Take a look at Proxmox SDN features: https://pve.proxmox.com/pve-docs/chapter-pvesdn.html (some of it is still in beta, I think).

I think it comes pretty close - close enough for probably most but the very largest of users, who, I think, should probably have tried to become hyperscalers themselves, instead of betting the farm and all the land around it on VMware (by Broadcom).

the thing it is mainly missing is multi-tenancy self service. (ipam integration seems very nice though).

NSX allows you to create seperate clusters which hosts VM's which run the routing and firewalling functionality.

NSX-T and what hyperscalers do is essentially orchestration of things that already exist anyway. The load balancing in NSX is mostly just some openresty and Lua which as been around for quite a while.
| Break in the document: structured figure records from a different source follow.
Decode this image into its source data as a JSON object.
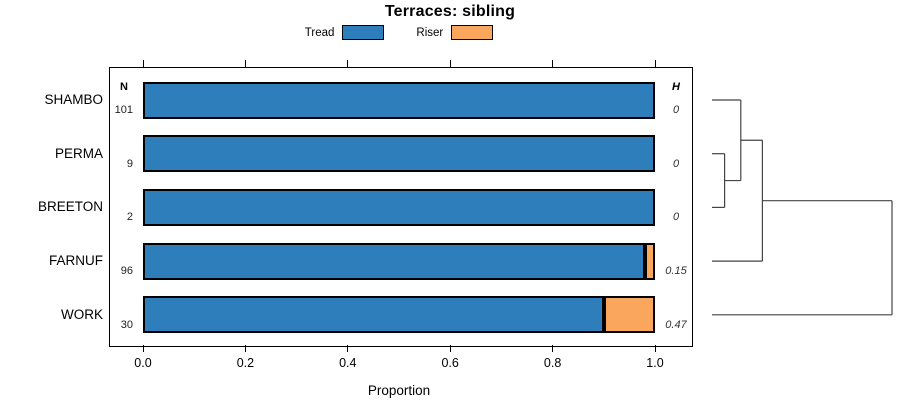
{
  "chart_data": {
    "type": "bar",
    "orientation": "horizontal",
    "stacked": true,
    "grid": false,
    "title": "Terraces: sibling",
    "xlabel": "Proportion",
    "xlim": [
      0,
      1
    ],
    "xticks": [
      0.0,
      0.2,
      0.4,
      0.6,
      0.8,
      1.0
    ],
    "xtick_labels": [
      "0.0",
      "0.2",
      "0.4",
      "0.6",
      "0.8",
      "1.0"
    ],
    "legend_position": "top",
    "categories": [
      "SHAMBO",
      "PERMA",
      "BREETON",
      "FARNUF",
      "WORK"
    ],
    "n_header": "N",
    "n_values": [
      "101",
      "9",
      "2",
      "96",
      "30"
    ],
    "h_header": "H",
    "h_values": [
      "0",
      "0",
      "0",
      "0.15",
      "0.47"
    ],
    "series": [
      {
        "name": "Tread",
        "color": "#2E7EBC",
        "values": [
          1.0,
          1.0,
          1.0,
          0.98,
          0.9
        ]
      },
      {
        "name": "Riser",
        "color": "#FAA65C",
        "values": [
          0.0,
          0.0,
          0.0,
          0.02,
          0.1
        ]
      }
    ],
    "dendrogram": {
      "leaves": [
        "SHAMBO",
        "PERMA",
        "BREETON",
        "FARNUF",
        "WORK"
      ],
      "merges": [
        {
          "a": "PERMA",
          "b": "BREETON",
          "height": 0.07
        },
        {
          "a": "merge0",
          "b": "SHAMBO",
          "height": 0.16
        },
        {
          "a": "merge1",
          "b": "FARNUF",
          "height": 0.28
        },
        {
          "a": "merge2",
          "b": "WORK",
          "height": 1.0
        }
      ],
      "line_color": "#444444"
    }
  }
}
Classic Q-in-Q and bridging also does practically all of the classic L2 & L3 networking that tends to be touted as 'new', while you could even do that fully orchestrated when Puppet was the hot new thing back in the day.

Some things (that were created before NSX) may have come from internet exchanges and hyperscalers, like openflow, P4, and FRR, but were really not missing parts that were required to do software defined networking. If anything, the only thing you really needed for SDN was Linux, and the only real distinction between SDN and non-SDN was hardwired ASICs in the network fabric (well, not hard-hardwired, but with limited programmability or 'secret' APIs).